Brazilian mathematician (1947–2023)

Jefferson Antonio Galves (18 June 1947 – 5 September 2023) was a Brazilian mathematician, professor of the Institute of Mathematics and Statistics of the University of São Paulo (USP) and member of the Brazilian Academy of Sciences. His field of studies was related to statistical models, in particular models that have stochasticity and variable range of memory. Galves was also the leader of NeuroMat, a research center established in 2013 at USP that is dedicated to integrating mathematical modeling and theoretical neuroscience.

== Personal life ==
Jefferson Antonio Galves was born in São Paulo, Brazil, on 18 June 1947. He was married to Charlotte Galves, and had two daughters and a son. He died in Campinas, São Paulo, on 5 September 2023, at the age of 76.

== Education and career ==
Galves studied for a Bachelors degree in Mathematics at USP in 1964–1968, followed by a Masters in Statistics in 1969–1972, also at USP, with advisor Carlos Alberto Barbosa Dantas. He studied for his PhD in Statistics at USP in 1972–1978, with the thesis Construção de um processo forte de Markov again advised by Carlos Dantas. this included studying for a specialised degree, Diplôme d'Estudes Approfondies, at Pierre and Marie Curie University in 1973–1974, with Jacques Neveu (with which he later established a cooperation program with USP and the University of Rome). He received habilitation from USP in 1988. He was a government employee in 1969–1970, before becoming a public servant in 1970, converting to a Professor of the Statistic Department of the Institute of Mathematics and Statistics in 1990.

He worked in the field of probability and statistics, on statistical models and stochastic systems, particularly Markov Particle Systems. He was a senior professor at the Institute of Mathematics and Statistics, University of São Paulo, where he coordinated NeuroMat (Research, Innovation, and Dissemination Center for Neuromathematics) and the Support Center for Research in Mathematics, Computing, Language and Brain (MaCLinC).
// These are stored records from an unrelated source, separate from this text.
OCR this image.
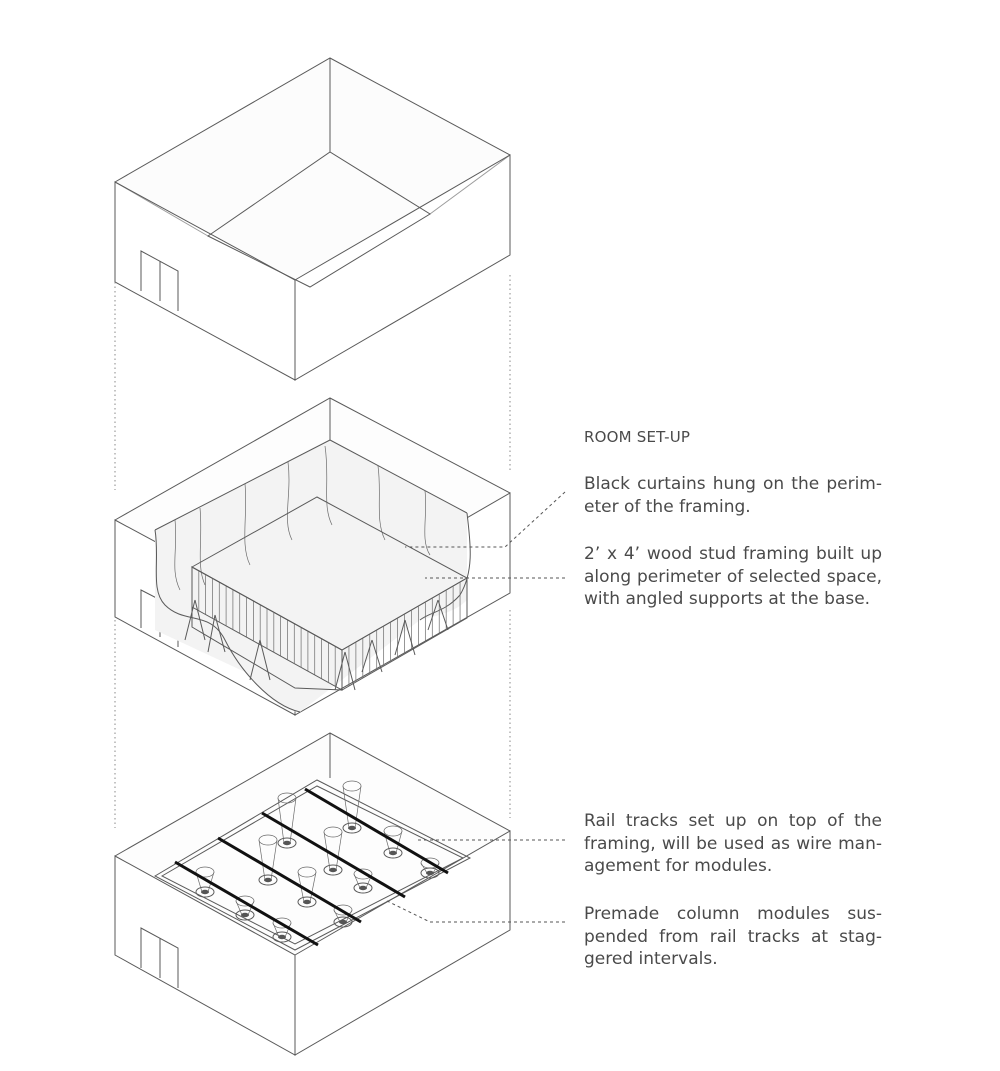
ROOM SET-UP
Black curtains hung on the perim-eter of the framing.
2’ x 4’ wood stud framing built up along perimeter of selected space, with angled supports at the base.
Rail tracks set up on top of the framing, will be used as wire man-agement for modules.
Premade column modules sus-pended from rail tracks at stag-gered intervals.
=== Awards, titles and recognition ===
He was a member of the Brazilian Academy of Sciences since March 5th, 1997. In October 10th, 2007 he received the Great Cross of the National Order of Scientific Merit. The 26th Brazilian School of Probability in 2023 was held in his honour. June 26th, 2024: the building where IME-USP's Núcleo de Apoio à Pesquisa em Modelagem Estocástica e Complexidade (NUMEC) held its activities was named as "Antonio Galves" building.
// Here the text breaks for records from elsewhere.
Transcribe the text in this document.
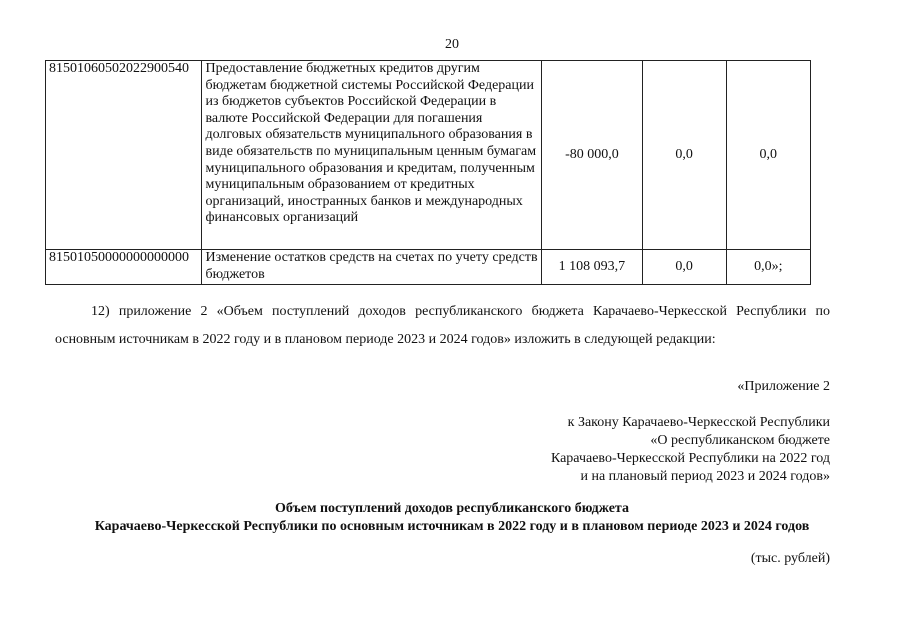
20
81501060502022900540	Предоставление бюджетных кредитов другим бюджетам бюджетной системы Российской Федерации из бюджетов субъектов Российской Федерации в валюте Российской Федерации для погашения долговых обязательств муниципального образования в виде обязательств по муниципальным ценным бумагам муниципального образования и кредитам, полученным муниципальным образованием от кредитных организаций, иностранных банков и международных финансовых организаций	-80 000,0	0,0	0,0
81501050000000000000	Изменение остатков средств на счетах по учету средств бюджетов	1 108 093,7	0,0	0,0»;

12) приложение 2 «Объем поступлений доходов республиканского бюджета Карачаево-Черкесской Республики по основным источникам в 2022 году и в плановом периоде 2023 и 2024 годов» изложить в следующей редакции:

«Приложение 2
к Закону Карачаево-Черкесской Республики
«О республиканском бюджете
Карачаево-Черкесской Республики на 2022 год
и на плановый период 2023 и 2024 годов»
Объем поступлений доходов республиканского бюджета
Карачаево-Черкесской Республики по основным источникам в 2022 году и в плановом периоде 2023 и 2024 годов
(тыс. рублей)
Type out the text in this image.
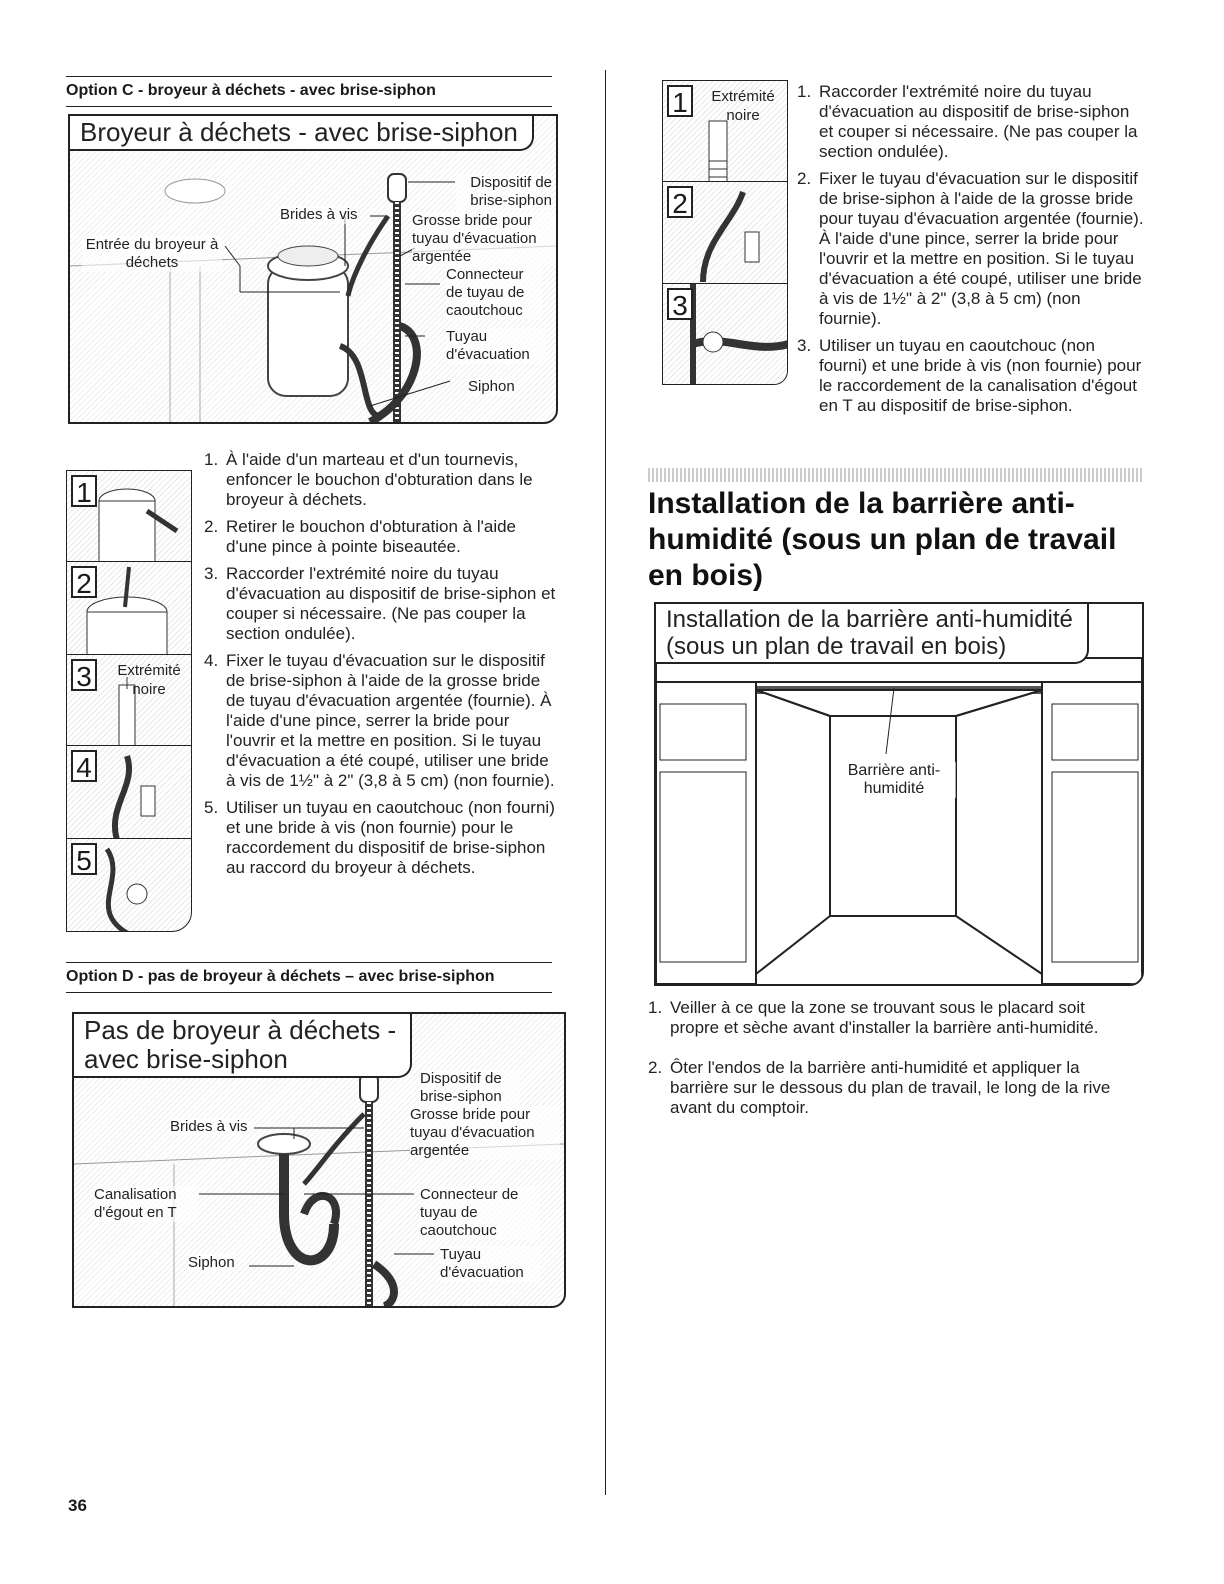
Option C - broyeur à déchets - avec brise-siphon
Broyeur à déchets - avec brise-siphon
Dispositif de brise-siphon
Brides à vis	Grosse bride pour tuyau d'évacuation argentée
Entrée du broyeur à déchets
Connecteur de tuyau de caoutchouc
Tuyau d'évacuation
Siphon
1
2
3	Extrémité noire
4
5
1. À l'aide d'un marteau et d'un tournevis, enfoncer le bouchon d'obturation dans le broyeur à déchets.
2. Retirer le bouchon d'obturation à l'aide d'une pince à pointe biseautée.
3. Raccorder l'extrémité noire du tuyau d'évacuation au dispositif de brise-siphon et couper si nécessaire. (Ne pas couper la section ondulée).
4. Fixer le tuyau d'évacuation sur le dispositif de brise-siphon à l'aide de la grosse bride de tuyau d'évacuation argentée (fournie). À l'aide d'une pince, serrer la bride pour l'ouvrir et la mettre en position. Si le tuyau d'évacuation a été coupé, utiliser une bride à vis de 1½" à 2" (3,8 à 5 cm) (non fournie).
5. Utiliser un tuyau en caoutchouc (non fourni) et une bride à vis (non fournie) pour le raccordement du dispositif de brise-siphon au raccord du broyeur à déchets.
Option D - pas de broyeur à déchets – avec brise-siphon
Pas de broyeur à déchets -
avec brise-siphon
Dispositif de brise-siphon
Brides à vis
Grosse bride pour tuyau d'évacuation argentée
Canalisation d'égout en T
Connecteur de tuyau de caoutchouc
Siphon	Tuyau d'évacuation
36
1	Extrémité noire
2
3
1. Raccorder l'extrémité noire du tuyau d'évacuation au dispositif de brise-siphon et couper si nécessaire. (Ne pas couper la section ondulée).
2. Fixer le tuyau d'évacuation sur le dispositif de brise-siphon à l'aide de la grosse bride pour tuyau d'évacuation argentée (fournie). À l'aide d'une pince, serrer la bride pour l'ouvrir et la mettre en position. Si le tuyau d'évacuation a été coupé, utiliser une bride à vis de 1½" à 2" (3,8 à 5 cm) (non fournie).
3. Utiliser un tuyau en caoutchouc (non fourni) et une bride à vis (non fournie) pour le raccordement de la canalisation d'égout en T au dispositif de brise-siphon.
Installation de la barrière anti-humidité (sous un plan de travail en bois)
Installation de la barrière anti-humidité
(sous un plan de travail en bois)
Barrière anti-humidité
1. Veiller à ce que la zone se trouvant sous le placard soit propre et sèche avant d'installer la barrière anti-humidité.
2. Ôter l'endos de la barrière anti-humidité et appliquer la barrière sur le dessous du plan de travail, le long de la rive avant du comptoir.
== Galves–Löcherbach model ==

Galves and Eva Löcherbach proposed the Galves–Löcherbach model in 2013. This is a model with intrinsic stochasticity for biological neural nets, in which the probability of a future spike depends on the evolution of the complete system since the last spike. This model of spiking neurons was developed by mathematicians Antonio Galves and Eva Löcherbach. In 2013 they called it a model of a "system with interacting stochastic chains with memory of variable length".